2 citations recorded*CMS

What do CMS severity letters mean?

Serious (G-L). Actual harm to a resident, or immediate jeopardy. Codes G through I indicate actual harm; J through L indicate immediate jeopardy to resident health or safety.

General (A-F). No actual harm found, or harm that is minimal. The facility must still submit a Plan of Correction.
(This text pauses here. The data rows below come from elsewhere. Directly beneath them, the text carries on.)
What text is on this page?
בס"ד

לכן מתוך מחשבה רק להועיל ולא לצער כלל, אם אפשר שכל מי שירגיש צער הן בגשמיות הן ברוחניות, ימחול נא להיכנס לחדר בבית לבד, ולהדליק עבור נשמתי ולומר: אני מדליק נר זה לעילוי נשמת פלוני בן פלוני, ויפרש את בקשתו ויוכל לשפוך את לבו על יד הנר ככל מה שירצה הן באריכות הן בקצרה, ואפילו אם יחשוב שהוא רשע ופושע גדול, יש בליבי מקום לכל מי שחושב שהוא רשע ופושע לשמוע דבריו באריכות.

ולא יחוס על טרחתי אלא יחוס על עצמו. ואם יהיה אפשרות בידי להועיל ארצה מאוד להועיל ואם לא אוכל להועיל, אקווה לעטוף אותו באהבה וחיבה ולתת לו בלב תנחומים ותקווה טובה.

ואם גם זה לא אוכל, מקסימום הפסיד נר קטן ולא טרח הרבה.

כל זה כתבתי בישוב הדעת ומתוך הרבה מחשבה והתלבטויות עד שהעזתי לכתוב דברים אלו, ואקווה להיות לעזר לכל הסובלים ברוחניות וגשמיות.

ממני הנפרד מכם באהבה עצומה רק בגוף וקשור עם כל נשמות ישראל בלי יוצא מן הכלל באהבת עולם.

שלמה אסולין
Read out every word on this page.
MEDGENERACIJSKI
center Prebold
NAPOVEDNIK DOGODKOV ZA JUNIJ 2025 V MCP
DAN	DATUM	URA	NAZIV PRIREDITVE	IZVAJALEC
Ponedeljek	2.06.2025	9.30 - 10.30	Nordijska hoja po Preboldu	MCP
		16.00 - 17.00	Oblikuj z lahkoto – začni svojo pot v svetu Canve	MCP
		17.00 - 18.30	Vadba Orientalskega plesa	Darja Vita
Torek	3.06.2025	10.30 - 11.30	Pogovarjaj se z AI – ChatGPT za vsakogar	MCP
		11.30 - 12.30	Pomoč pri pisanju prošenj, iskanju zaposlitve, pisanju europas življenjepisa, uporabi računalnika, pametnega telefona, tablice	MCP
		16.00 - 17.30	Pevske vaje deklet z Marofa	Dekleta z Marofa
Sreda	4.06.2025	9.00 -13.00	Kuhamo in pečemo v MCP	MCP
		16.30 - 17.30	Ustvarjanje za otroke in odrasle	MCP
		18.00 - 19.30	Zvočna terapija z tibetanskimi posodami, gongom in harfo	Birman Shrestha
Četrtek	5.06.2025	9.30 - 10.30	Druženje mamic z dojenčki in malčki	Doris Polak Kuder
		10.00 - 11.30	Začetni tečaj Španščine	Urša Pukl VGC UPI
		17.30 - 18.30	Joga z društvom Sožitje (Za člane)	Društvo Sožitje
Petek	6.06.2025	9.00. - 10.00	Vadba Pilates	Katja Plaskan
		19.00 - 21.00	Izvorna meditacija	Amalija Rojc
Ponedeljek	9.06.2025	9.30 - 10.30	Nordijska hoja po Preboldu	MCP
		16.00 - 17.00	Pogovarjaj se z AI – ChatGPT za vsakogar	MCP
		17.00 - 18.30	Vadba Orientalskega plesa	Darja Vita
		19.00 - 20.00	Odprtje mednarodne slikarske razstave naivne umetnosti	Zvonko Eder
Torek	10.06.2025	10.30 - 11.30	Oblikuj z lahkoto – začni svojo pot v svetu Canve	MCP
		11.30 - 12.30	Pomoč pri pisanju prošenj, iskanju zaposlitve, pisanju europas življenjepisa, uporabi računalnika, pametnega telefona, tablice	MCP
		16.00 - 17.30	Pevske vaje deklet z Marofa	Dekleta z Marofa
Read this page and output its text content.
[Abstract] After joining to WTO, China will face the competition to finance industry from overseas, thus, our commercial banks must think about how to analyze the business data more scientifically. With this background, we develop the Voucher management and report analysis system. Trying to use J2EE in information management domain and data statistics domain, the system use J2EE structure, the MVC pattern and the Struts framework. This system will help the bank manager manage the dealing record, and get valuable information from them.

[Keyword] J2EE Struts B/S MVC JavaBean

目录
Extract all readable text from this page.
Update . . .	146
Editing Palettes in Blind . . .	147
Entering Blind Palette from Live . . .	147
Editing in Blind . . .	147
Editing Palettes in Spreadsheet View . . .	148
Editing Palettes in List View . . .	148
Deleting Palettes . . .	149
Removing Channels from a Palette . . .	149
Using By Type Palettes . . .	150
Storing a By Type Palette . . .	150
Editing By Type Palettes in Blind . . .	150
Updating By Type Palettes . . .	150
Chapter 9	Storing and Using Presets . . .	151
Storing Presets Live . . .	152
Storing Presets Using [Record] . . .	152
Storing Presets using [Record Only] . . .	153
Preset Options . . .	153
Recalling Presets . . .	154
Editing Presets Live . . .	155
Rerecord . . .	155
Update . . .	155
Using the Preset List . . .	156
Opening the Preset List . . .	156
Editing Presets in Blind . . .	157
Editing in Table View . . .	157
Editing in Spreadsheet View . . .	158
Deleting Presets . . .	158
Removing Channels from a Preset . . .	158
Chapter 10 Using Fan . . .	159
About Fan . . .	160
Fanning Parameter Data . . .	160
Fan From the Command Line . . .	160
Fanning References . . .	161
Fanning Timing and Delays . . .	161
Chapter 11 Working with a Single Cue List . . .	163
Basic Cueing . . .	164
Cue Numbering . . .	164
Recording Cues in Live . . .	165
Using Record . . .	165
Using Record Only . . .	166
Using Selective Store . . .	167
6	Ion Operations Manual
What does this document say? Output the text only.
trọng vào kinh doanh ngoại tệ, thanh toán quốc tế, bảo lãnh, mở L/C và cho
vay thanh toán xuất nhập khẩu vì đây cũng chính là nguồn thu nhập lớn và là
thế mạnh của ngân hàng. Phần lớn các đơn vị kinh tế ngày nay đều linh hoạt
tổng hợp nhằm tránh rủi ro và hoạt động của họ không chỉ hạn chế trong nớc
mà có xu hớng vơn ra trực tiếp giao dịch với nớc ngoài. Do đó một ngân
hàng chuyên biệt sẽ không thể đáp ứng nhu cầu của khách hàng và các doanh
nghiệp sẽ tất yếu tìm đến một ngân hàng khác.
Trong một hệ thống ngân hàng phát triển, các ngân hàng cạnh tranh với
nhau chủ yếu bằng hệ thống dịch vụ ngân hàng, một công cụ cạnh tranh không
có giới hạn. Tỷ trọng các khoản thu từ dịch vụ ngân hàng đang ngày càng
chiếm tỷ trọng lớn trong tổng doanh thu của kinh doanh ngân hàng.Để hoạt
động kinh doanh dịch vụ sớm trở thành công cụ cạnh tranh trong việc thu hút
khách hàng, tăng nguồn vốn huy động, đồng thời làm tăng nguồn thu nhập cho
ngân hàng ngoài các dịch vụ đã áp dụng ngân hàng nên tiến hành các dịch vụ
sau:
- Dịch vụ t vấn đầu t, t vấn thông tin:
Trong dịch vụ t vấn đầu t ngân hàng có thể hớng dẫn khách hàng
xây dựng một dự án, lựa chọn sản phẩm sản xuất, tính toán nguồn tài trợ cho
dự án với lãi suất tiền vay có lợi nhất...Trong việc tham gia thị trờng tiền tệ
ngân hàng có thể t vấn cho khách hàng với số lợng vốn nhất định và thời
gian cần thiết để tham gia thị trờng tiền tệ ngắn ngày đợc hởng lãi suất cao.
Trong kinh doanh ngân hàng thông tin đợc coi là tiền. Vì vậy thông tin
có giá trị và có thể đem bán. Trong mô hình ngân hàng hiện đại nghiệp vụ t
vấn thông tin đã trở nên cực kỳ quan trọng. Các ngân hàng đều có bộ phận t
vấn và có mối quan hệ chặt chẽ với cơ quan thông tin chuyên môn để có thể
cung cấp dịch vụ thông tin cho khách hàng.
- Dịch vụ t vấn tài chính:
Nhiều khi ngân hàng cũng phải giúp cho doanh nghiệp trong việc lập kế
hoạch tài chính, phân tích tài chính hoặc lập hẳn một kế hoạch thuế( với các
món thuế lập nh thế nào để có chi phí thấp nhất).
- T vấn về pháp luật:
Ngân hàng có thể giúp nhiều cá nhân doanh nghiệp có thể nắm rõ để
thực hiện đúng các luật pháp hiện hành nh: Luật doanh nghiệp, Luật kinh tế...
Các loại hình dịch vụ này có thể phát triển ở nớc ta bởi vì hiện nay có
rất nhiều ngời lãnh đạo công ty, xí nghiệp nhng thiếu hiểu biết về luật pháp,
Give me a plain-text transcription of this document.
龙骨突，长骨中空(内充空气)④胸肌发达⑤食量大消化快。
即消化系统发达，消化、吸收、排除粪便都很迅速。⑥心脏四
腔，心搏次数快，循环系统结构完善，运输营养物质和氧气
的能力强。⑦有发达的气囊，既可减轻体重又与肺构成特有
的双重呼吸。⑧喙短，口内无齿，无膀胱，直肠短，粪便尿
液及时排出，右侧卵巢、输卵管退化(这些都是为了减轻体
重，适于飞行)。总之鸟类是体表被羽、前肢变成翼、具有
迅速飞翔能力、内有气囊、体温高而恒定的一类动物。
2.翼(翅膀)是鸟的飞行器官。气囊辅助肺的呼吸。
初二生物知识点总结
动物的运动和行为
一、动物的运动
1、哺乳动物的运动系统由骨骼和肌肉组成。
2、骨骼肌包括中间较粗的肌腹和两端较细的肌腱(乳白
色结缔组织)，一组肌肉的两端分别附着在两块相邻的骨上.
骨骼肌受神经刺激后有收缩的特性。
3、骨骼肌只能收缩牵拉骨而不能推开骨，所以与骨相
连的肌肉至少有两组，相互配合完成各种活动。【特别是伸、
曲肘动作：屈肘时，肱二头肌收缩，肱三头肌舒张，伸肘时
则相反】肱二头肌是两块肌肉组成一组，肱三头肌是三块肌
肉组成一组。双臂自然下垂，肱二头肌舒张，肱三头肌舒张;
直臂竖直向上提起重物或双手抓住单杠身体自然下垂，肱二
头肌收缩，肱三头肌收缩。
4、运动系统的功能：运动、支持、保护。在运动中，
Most CMS citations land here.

Each letter combines severity with scope: how many residents the deficiency affected.

  • 0580GeneralS&S Dpotential for harm

    F580 - Notification of Changes

    Immediately tell the resident, the resident's doctor, and a family member of situations (injury/decline/room, etc.) that affect the resident.

  • 0689SeriousS&S Gactual harm

    F689 - Accidents

    Ensure that a nursing home area is free from accident hazards and provides adequate supervision to prevent accidents.

FAQ · About this visit

Common questions about this visit

What happened during the January 6, 2026 survey of ALTON MEMORIAL REHAB & THERAPY?

This was a inspection survey of ALTON MEMORIAL REHAB & THERAPY on January 6, 2026. The surveyor cited 2 deficiencies, recorded on the federal Form 2567 statement of deficiencies.

Were any deficiencies cited at ALTON MEMORIAL REHAB & THERAPY on January 6, 2026?

Yes, 2 deficiencies were cited, each with a CMS Scope and Severity grade. The first was: "Immediately tell the resident, the resident's doctor, and a family member of situations (injury/decline/room, etc.) tha..."

What type of survey was this?

This was a inspection survey conducted by state surveyors under federal Centers for Medicare & Medicaid Services (CMS) oversight. Findings are published on CMS Care Compare.